Bright Sadness & Male Spirituality

May 9, 2017

Our community group this year is listening to various podcasts and focusing on the meditation and reflection sparked by those podcasts.  If you’d like to follow along with us, you can check out my notes here on the blog each week.

We had an unexpected week off from Cgroup last week so we’re getting back into the swing of things this week.  The podcast we discussed last night was On Being with Krista Tippett.  She interviewed Fr. Richard Rohr a couple weeks ago and you know I wasn’t about to let the Cgroup year end without more from Rohr!


“I find I give these retreats, and I talk about prayer and healing and transformation, but it’s very hard to heal people in an unhealthy, unhealed culture.
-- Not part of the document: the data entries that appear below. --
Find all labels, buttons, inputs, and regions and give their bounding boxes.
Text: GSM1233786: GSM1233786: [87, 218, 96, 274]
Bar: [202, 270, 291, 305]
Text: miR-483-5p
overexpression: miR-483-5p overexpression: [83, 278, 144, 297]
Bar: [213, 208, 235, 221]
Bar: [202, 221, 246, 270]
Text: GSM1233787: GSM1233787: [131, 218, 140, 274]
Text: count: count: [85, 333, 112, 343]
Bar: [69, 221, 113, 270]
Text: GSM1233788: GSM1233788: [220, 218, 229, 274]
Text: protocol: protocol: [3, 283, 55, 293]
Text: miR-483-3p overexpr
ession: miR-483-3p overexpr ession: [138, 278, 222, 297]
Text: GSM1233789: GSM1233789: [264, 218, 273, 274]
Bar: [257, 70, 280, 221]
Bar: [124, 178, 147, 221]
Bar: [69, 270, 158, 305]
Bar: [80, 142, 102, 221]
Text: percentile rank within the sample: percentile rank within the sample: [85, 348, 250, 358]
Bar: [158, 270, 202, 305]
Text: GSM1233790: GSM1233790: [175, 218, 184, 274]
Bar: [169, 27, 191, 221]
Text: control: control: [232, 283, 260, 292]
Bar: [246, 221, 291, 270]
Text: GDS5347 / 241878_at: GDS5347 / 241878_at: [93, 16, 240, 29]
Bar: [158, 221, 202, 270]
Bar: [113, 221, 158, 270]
You send them back, and the incoherence of our system — sort of showing itself in our politics today — just undoes whatever moment of sanity, whatever moment of truth or freedom you might offer a person.”

“Not everyone becomes an elder.  Some people just get old.”

“When positive masculine energy 
is not modeled from father to son,
it creates a vacuum in the souls of men,
and into that vacuum demons pour.”

For discussion

Rohr spoke of what he calls a bright sadness — it’s how he refers to holding two things at once: deep contentment and deep sadness.   Sometimes the most wonderful times in our lives are also, at the very same time, the saddest.   They do not, as convention would have it, contradict one another, but rather complement and deepen one another.

A good portion of Rohr’s work over the years has centered on male spirituality.  Cultures around the world have initiations and rituals surrounding male-ness that we do not have in the United States.  Our men are taught, explicitly or implicitly, to strive for sex, prestige, power and titles even though we know those things to be straight jackets.  Rohr holds that men must be taken on a journey of powerlessness or they are bound to abuse power.   Rohr also shared about the 14 years he spent as a chaplain at the Albuquerque jail.  He saw very few, if any, men in jail who had a good relationship with their father and noticed that the rage that exists in a man who did not have a father, or had an alcoholic or abusive or absent father, is bottomless.  This is where we camped most of the night, discussing our various experiences around these topics.

Rohr also spoke on non-dualistic thinking.  The world, and the people in it, are not either/or, but rather both/and.  To live a life of contemplation is to stop the all or nothing thinking and allow each moment, event, person, idea to come toward you without labeling it.  Few of us are taught how to do this and, Rohr believes, this is a great failing of the Church.  Jesus was the first non-dualistic religious thinker in the West and it is only in non-dualistic thinking that one is able to actually love their enemy.  (the Sermon on the Mount is a great example of non-dualistic thinking if you’re looking for an example).

Centering Prayer

To close the evening, we ended with a centering prayer on love, put on by the Liturgists.  I’m, unfortunately, unable to share it here because it’s part of their Patreon page, which you have to pay for.  If you are here on this blog today because you resonate with these conversations (you know who you are :), being a “patron” of the Liturgists is probably the best $5 / month I’ve spent in a long while.  We’ve used their meditations / prayers / liturgies countless times in Cgroup this year and both Jason and I personally use them on a regular basis.